You'd think vitamin deficiencies would be rare in the United States, but many people are running low on vitamin D, and it's a serious health threat.
Being short on vitamin D not only affects bone density, it's also been linked to conditions such as heart disease, mental decline, some types of cancer, autoimmune diseases, infectious diseases and type 2 diabetes.
The problem is twofold: Not knowing how much vitamin D you really need, and how to get it. While 600 to 800 International Units (IUs) is the recommended daily amount, it can take more than that to bring you up to a healthy level and maintain it once you have a deficit.

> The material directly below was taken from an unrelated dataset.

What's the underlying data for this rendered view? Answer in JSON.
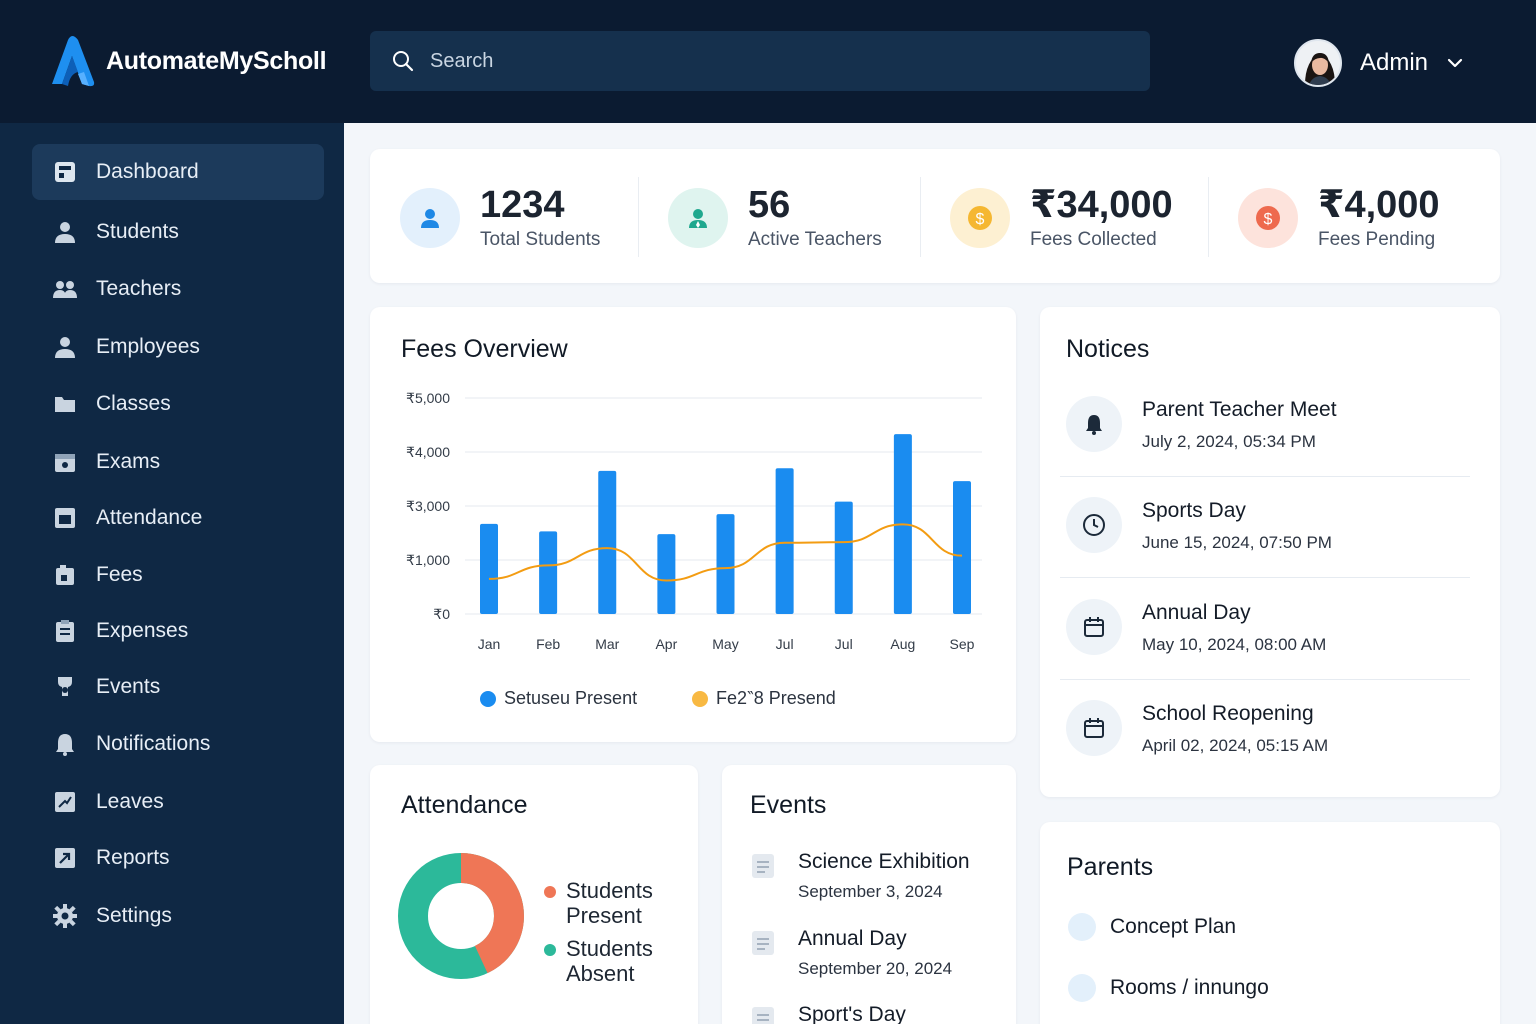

The body can make vitamin D through sun exposure, but there are many variables, from time of day and the season to your location and your skin color. People with pale skin make vitamin D more quickly than those with darker skin. While there is concern about skin cancer risk, under the right conditions, exposing arms and legs (and your torso when possible) for only a few minutes two to three times a week allows the skin to produce enough vitamin D.
Very few foods naturally contain D. Many others are fortified with it, but it's usually only 100 IUs per serving, making it unlikely that you'll get even the daily minimum just from diet. An effective strategy may be a combination approach—sensible sun exposure, fortified foods and a supplement.
Talk to your doctor about getting the simple blood test that measures your level of vitamin D and the best way to get to—and stay in—the desired range, if necessary.